There is something fundamentally strange about acquisition.  One lives in a household of objects, in a soul full of experiences, a few precious, many not, and one feels these things as one’s familiars – books have a known heft, trousers carry the spot from a sandwich, a memory of a particular quartet arises unbidden and is pleasurable again.  Very mysteriously, one can promise something that one already feels a little uncertain is actually a possession, a portion of a number in an account, to some institution in another part of town or on another continent, and this can result in an experience or an object leaving the wide world and crossing over into one’s narrower private realm, to sit by the bed and be mulled over in the night.

Of course this has to do with the strangeness of money itself.  Something that can render dental services and turpentine and a Rembrandt into commensurate terms must occupy an oddly-shaped conceptual space.

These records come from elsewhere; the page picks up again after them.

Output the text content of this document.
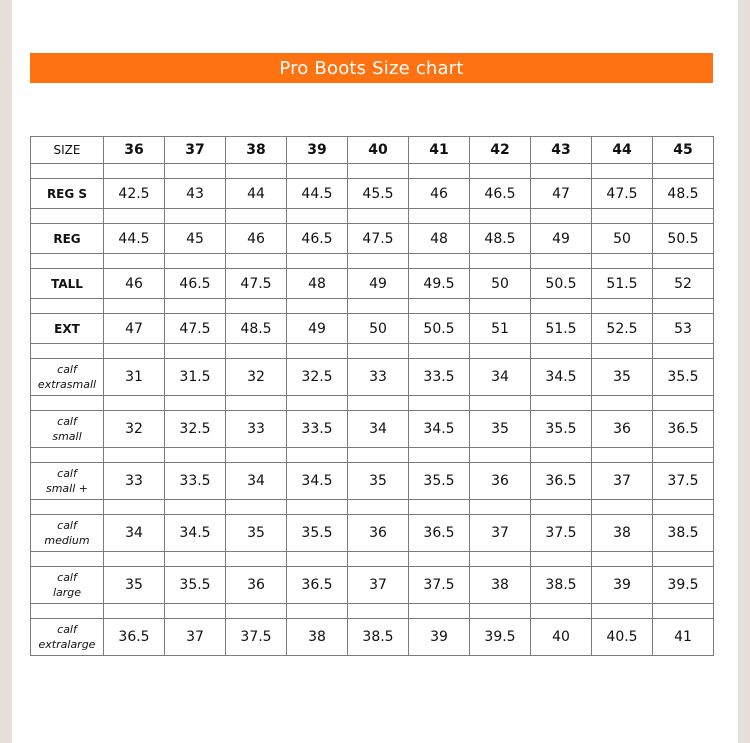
Pro Boots Size chart
SIZE	36	37	38	39	40	41	42	43	44	45

REG S	42.5	43	44	44.5	45.5	46	46.5	47	47.5	48.5

REG	44.5	45	46	46.5	47.5	48	48.5	49	50	50.5

TALL	46	46.5	47.5	48	49	49.5	50	50.5	51.5	52

EXT	47	47.5	48.5	49	50	50.5	51	51.5	52.5	53

calf
extrasmall	31	31.5	32	32.5	33	33.5	34	34.5	35	35.5

calf
small	32	32.5	33	33.5	34	34.5	35	35.5	36	36.5

calf
small +	33	33.5	34	34.5	35	35.5	36	36.5	37	37.5

calf
medium	34	34.5	35	35.5	36	36.5	37	37.5	38	38.5

calf
large	35	35.5	36	36.5	37	37.5	38	38.5	39	39.5

calf
extralarge	36.5	37	37.5	38	38.5	39	39.5	40	40.5	41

But what’s interesting to me at the moment is how much the anxiety of acquisition seems to affect and be affected by one’s sense of time.  The most important gambit for the salesman is that ‘time is running out.’  “If you don’t take it,” Berenson wrote to Gardner, “the Paris Rothschilds almost certainly will.” But this urgency only intensifies as one begins to take hold.  My feeling in acquisition at least is a desperate desire to get across the field of empty time and to the safety of possession.  I will decide to buy in part to ward off the sensation that to pause is fatal, and, once I have decided, it will feel that the time left to wait is unbearable.

It may be that these two fears are one fear, and that every negotiation to acquire is really a small negotiation with one’s own mortality. This whole train of thought would then just be another way of arriving at a thought that already feels familiar and likely: the great desire and anxiety unleashed in us by wanting to possess art is bound up with the sense that time is running out for me.